How Artificial Intelligence is impacting classifieds and middle men
The middleman or broker plays a vital role in many transactions. In India we have millions of them. Earlier set of internet pioneers thought this is inefficient and thousands of online listing platforms were built across the world to facilitate principal to principal transactions and disrupt the middleman. Online classifieds covered everything in newspaper classifieds or yellow pages like jobs (CareerBuilder, Naukri), real estate (Zillow, 99acres) and second-hand cars (Autotrader, Cardekho).
However, rather than disrupting the middleman, it is the middlemen who benefited most. Middlemen are the power users of listing sites using them to reach more buyers and sellers and quickly find the matching demand or supply. This has both grown their businesses and reduced costs. As a result, middlemen provide the majority of revenue for listing sites.
This surprising turn of events had three key drivers:
Listings are so numerous that even after using parametric search there are too many options for end users
Transactions have a service element because verification (e.g. softer elements like communication skill) or fitment is difficult to derive purely on the basis of a listing
Middlemen work on small margins and their families depends on the commissions they earn thus they fight tooth and nail for their survival
This was all good when the dominant model was listing like Google results. However, today, Apps capture much better user data and leverage personalization and AI to drive an exponentially better user experience. Uber sends you a cab rather than show you a list of cabs. People don't want result lists, they want results…a solution to their problem.

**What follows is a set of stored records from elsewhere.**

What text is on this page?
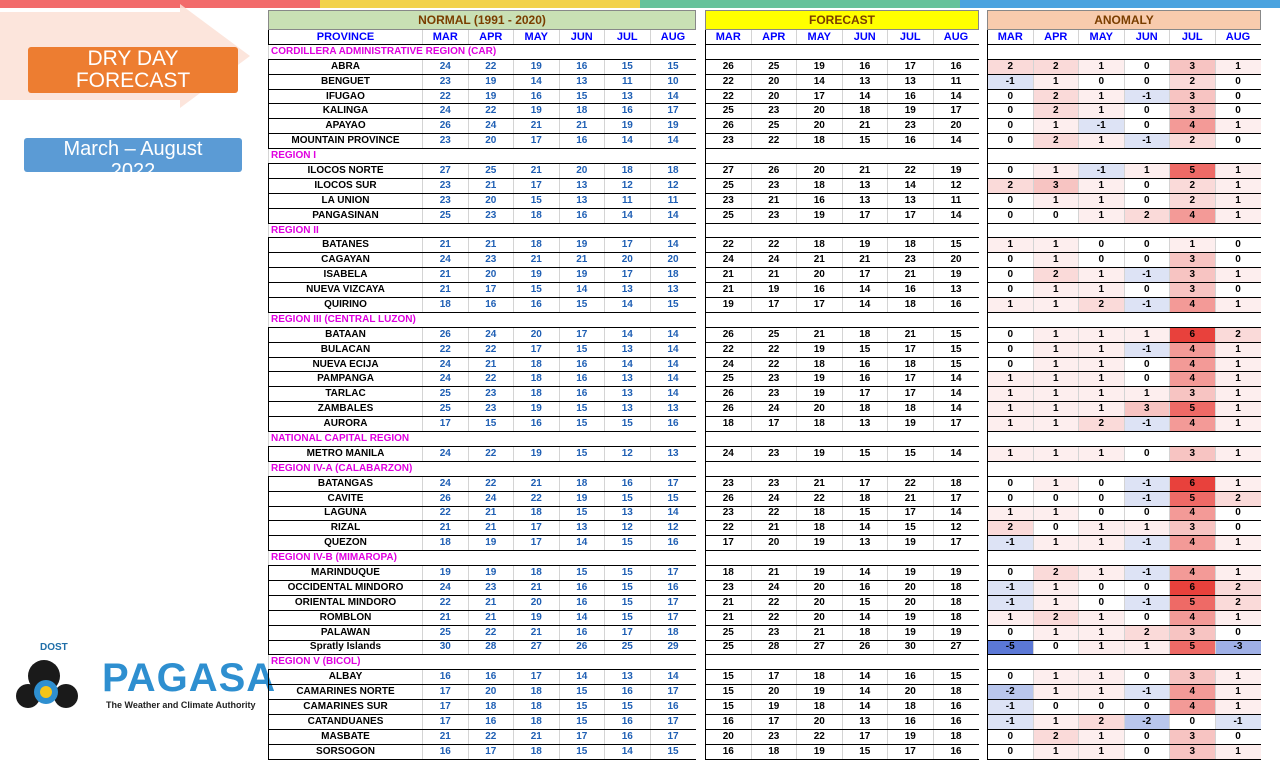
DRY DAY
FORECAST
March – August
2022
DOST
PAGASA
The Weather and Climate Authority
NORMAL (1991 - 2020)								FORECAST							ANOMALY					
PROVINCE	MAR	APR	MAY	JUN	JUL	AUG		MAR	APR	MAY	JUN	JUL	AUG		MAR	APR	MAY	JUN	JUL	AUG
CORDILLERA ADMINISTRATIVE REGION (CAR)																				
ABRA	24	22	19	16	15	15		26	25	19	16	17	16		2	2	1	0	3	1
BENGUET	23	19	14	13	11	10		22	20	14	13	13	11		-1	1	0	0	2	0
IFUGAO	22	19	16	15	13	14		22	20	17	14	16	14		0	2	1	-1	3	0
KALINGA	24	22	19	18	16	17		25	23	20	18	19	17		0	2	1	0	3	0
APAYAO	26	24	21	21	19	19		26	25	20	21	23	20		0	1	-1	0	4	1
MOUNTAIN PROVINCE	23	20	17	16	14	14		23	22	18	15	16	14		0	2	1	-1	2	0
REGION I																				
ILOCOS NORTE	27	25	21	20	18	18		27	26	20	21	22	19		0	1	-1	1	5	1
ILOCOS SUR	23	21	17	13	12	12		25	23	18	13	14	12		2	3	1	0	2	1
LA UNION	23	20	15	13	11	11		23	21	16	13	13	11		0	1	1	0	2	1
PANGASINAN	25	23	18	16	14	14		25	23	19	17	17	14		0	0	1	2	4	1
REGION II																				
BATANES	21	21	18	19	17	14		22	22	18	19	18	15		1	1	0	0	1	0
CAGAYAN	24	23	21	21	20	20		24	24	21	21	23	20		0	1	0	0	3	0
ISABELA	21	20	19	19	17	18		21	21	20	17	21	19		0	2	1	-1	3	1
NUEVA VIZCAYA	21	17	15	14	13	13		21	19	16	14	16	13		0	1	1	0	3	0
QUIRINO	18	16	16	15	14	15		19	17	17	14	18	16		1	1	2	-1	4	1
REGION III (CENTRAL LUZON)																				
BATAAN	26	24	20	17	14	14		26	25	21	18	21	15		0	1	1	1	6	2
BULACAN	22	22	17	15	13	14		22	22	19	15	17	15		0	1	1	-1	4	1
NUEVA ECIJA	24	21	18	16	14	14		24	22	18	16	18	15		0	1	1	0	4	1
PAMPANGA	24	22	18	16	13	14		25	23	19	16	17	14		1	1	1	0	4	1
TARLAC	25	23	18	16	13	14		26	23	19	17	17	14		1	1	1	1	3	1
ZAMBALES	25	23	19	15	13	13		26	24	20	18	18	14		1	1	1	3	5	1
AURORA	17	15	16	15	15	16		18	17	18	13	19	17		1	1	2	-1	4	1
NATIONAL CAPITAL REGION																				
METRO MANILA	24	22	19	15	12	13		24	23	19	15	15	14		1	1	1	0	3	1
REGION IV-A (CALABARZON)																				
BATANGAS	24	22	21	18	16	17		23	23	21	17	22	18		0	1	0	-1	6	1
CAVITE	26	24	22	19	15	15		26	24	22	18	21	17		0	0	0	-1	5	2
LAGUNA	22	21	18	15	13	14		23	22	18	15	17	14		1	1	0	0	4	0
RIZAL	21	21	17	13	12	12		22	21	18	14	15	12		2	0	1	1	3	0
QUEZON	18	19	17	14	15	16		17	20	19	13	19	17		-1	1	1	-1	4	1
REGION IV-B (MIMAROPA)																				
MARINDUQUE	19	19	18	15	15	17		18	21	19	14	19	19		0	2	1	-1	4	1
OCCIDENTAL MINDORO	24	23	21	16	15	16		23	24	20	16	20	18		-1	1	0	0	6	2
ORIENTAL MINDORO	22	21	20	16	15	17		21	22	20	15	20	18		-1	1	0	-1	5	2
ROMBLON	21	21	19	14	15	17		21	22	20	14	19	18		1	2	1	0	4	1
PALAWAN	25	22	21	16	17	18		25	23	21	18	19	19		0	1	1	2	3	0
Spratly Islands	30	28	27	26	25	29		25	28	27	26	30	27		-5	0	1	1	5	-3
REGION V (BICOL)																				
ALBAY	16	16	17	14	13	14		15	17	18	14	16	15		0	1	1	0	3	1
CAMARINES NORTE	17	20	18	15	16	17		15	20	19	14	20	18		-2	1	1	-1	4	1
CAMARINES SUR	17	18	18	15	15	16		15	19	18	14	18	16		-1	0	0	0	4	1
CATANDUANES	17	16	18	15	16	17		16	17	20	13	16	16		-1	1	2	-2	0	-1
MASBATE	21	22	21	17	16	17		20	23	22	17	19	18		0	2	1	0	3	0
SORSOGON	16	17	18	15	14	15		16	18	19	15	17	16		0	1	1	0	3	1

Such experiences are increasing users’ expectations. What worked yesterday is not good enough today. We see the evolution of artificial intelligence startups who are addressing this gap. Using tons of historical transaction data, AI can derive user needs and recommend the right fit much better than parametric search. The holy grail of consumer segmentation is a market segment of ‘1’ i.e. each customer is different, and services are personalized.
We find examples of this across verticals. In recruiting startups are mining social media profiles (like LinkedIn) to understand what kind of people fill a job role (say product manager). Now their recommendation of candidates to fill a product manager role is much better than just typical candidate filtering criteria. This can be further customized to each company based on their hiring preferences (like which college, what marks) which are derived from their own recruitment records. By reducing noise, AI reduces the need for manual review of hundreds of resumes.
The realization that data is the new oil means companies are collecting more personal information. This data can now be leveraged by AI to discover patterns which were not even a criteria before. People like staying near people who are similar to them (in terms of status, values etc). Thus, softer parameters like community and education of the property buyer are becoming input parameters to AI models in real estate.
AI capability to harness data and automate steps like communication, scheduling, reservation etc. adds up to massive change in the economics of a transaction. Historically the biggest impact of improved economics is to drive more transactions. The advent of electronic share trading led to a massive fall in brokerage charges and an order of magnitude increase in transaction volumes. Brokerages (middlemen) and exchanges (listing sites) who adopted technology and evolved their business models thrived. At the same there are many regional exchanges and smaller brokers who did not, and they disappeared.
It is time middlemen and listing sites imagined the future and their changed role in it. By adopting a disruptive technology like AI they can benefit from the paradigm change or as they say, if you can't beat them then join them!